Obviously we're just dueling anecdotes here, but FWIW, I'm a US tech worker who bought a Tesla in 2022 and certainly never will again. I have four friends with Teslas in tech and all of them say the same thing: never again. Replacement cycles for cars are so long that this will take a while to fully show up in the data, but I don't see growth anywhere in their future, especially when BYD is eating their lunch in seemingly every non-US market.
Sure never again is totally fair and I am sure a lot of people hate it. I was mostly objecting to the radioactivity of it. Your friends will be more like “I am looking to sell my Tesla in 3 months” if it is truly radioactive.
Unfortunately, Tesla resale values have also plummeted, so even if people wanted to sell them desperately it may not be a financially sensible decision.
Personally, as a Tesla owner I'm concerned that if my car gets totalled I'll get pretty lowballed on the insurance settlement.

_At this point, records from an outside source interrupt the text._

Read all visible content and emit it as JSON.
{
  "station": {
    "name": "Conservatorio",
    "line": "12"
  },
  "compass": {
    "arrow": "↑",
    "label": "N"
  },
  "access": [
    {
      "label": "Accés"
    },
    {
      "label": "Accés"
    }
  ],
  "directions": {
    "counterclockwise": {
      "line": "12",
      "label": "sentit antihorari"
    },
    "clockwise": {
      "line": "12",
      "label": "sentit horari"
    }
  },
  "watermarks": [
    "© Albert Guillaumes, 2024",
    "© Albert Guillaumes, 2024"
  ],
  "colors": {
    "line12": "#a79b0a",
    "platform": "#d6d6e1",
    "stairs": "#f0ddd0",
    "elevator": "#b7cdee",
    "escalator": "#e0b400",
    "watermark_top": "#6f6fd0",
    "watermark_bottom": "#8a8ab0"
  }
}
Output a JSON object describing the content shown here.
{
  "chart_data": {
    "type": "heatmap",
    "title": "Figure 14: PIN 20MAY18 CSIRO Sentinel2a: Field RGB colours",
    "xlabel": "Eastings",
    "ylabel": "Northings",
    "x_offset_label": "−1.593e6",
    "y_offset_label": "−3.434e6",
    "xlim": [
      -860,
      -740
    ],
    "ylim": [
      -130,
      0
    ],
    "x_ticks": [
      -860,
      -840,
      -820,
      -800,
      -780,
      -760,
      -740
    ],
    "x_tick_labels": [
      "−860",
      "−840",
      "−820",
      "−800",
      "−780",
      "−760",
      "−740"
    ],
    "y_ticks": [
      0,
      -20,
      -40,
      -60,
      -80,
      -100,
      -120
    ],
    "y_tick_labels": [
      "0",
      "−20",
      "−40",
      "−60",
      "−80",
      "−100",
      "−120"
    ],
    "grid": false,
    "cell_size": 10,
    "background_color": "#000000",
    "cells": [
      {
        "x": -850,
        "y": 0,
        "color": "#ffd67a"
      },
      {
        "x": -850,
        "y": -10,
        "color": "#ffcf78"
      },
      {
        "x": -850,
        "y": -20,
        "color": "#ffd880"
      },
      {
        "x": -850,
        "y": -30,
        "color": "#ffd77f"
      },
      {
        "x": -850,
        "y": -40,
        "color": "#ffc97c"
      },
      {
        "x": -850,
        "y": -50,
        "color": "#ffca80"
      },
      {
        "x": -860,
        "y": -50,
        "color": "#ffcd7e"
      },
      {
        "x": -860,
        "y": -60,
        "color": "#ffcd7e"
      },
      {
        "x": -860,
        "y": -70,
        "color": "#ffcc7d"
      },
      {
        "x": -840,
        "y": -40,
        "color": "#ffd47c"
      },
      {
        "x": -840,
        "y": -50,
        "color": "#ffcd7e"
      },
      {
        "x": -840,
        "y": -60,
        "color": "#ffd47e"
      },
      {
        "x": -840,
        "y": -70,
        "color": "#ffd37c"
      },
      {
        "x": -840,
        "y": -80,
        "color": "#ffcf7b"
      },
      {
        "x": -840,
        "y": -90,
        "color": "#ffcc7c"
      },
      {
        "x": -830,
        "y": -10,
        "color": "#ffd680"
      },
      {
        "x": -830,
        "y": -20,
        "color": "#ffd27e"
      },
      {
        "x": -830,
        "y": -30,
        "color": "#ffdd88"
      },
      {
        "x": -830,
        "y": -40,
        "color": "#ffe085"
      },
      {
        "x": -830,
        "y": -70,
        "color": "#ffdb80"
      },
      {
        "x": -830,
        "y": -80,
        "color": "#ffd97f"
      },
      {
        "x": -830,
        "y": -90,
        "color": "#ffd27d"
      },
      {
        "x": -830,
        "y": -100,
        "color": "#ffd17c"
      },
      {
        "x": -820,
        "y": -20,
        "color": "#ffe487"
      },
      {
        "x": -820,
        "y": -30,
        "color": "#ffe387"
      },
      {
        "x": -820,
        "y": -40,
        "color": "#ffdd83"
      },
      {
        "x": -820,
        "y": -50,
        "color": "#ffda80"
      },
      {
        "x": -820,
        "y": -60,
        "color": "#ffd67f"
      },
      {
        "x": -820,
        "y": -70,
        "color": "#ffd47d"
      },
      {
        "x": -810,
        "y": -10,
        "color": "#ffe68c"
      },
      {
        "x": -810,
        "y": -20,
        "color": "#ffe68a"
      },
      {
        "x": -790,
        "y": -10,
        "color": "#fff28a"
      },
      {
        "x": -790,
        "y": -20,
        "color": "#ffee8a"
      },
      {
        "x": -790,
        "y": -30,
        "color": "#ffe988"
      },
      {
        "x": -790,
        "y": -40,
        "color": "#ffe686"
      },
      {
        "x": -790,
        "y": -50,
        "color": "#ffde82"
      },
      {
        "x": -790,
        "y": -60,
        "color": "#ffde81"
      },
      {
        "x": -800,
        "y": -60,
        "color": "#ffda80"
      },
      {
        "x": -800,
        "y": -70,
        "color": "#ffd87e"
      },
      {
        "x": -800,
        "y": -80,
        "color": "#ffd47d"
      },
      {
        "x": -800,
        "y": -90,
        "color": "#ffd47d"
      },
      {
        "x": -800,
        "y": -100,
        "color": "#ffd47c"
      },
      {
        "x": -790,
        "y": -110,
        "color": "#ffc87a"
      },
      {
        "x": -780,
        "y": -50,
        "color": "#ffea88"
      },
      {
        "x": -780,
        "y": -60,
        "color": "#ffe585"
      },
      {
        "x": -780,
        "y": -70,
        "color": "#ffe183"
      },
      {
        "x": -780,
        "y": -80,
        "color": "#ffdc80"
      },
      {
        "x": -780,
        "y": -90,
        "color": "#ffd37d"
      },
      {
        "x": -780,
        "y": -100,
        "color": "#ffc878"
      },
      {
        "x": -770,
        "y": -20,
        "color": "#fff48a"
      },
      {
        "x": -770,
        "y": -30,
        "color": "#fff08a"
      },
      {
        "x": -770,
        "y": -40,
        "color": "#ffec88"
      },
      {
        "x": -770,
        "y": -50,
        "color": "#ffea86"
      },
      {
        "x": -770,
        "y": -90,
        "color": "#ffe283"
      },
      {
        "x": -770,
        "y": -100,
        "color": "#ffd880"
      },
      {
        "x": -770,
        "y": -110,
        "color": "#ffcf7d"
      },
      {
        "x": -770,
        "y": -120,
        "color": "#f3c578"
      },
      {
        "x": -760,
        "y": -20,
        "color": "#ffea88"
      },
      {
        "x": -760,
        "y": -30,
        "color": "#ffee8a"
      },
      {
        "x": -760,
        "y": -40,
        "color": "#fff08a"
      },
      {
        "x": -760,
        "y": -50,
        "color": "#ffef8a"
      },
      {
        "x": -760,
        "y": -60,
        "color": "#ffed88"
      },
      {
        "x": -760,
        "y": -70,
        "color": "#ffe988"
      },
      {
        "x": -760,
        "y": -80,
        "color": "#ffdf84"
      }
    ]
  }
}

> Personally, as a Tesla owner I'm concerned that if my car gets totalled I'll get pretty lowballed on the insurance settlement.
The kinda obvious answer there is to use your insurance settlement to buy another highly-depreciated Tesla. Insurance settlements are intended to let you get a comparable replacement as determined by market value. (The alternative is that if your Tesla gets totalled, it's a get-out-of-jail-free card to get a non-Tesla.)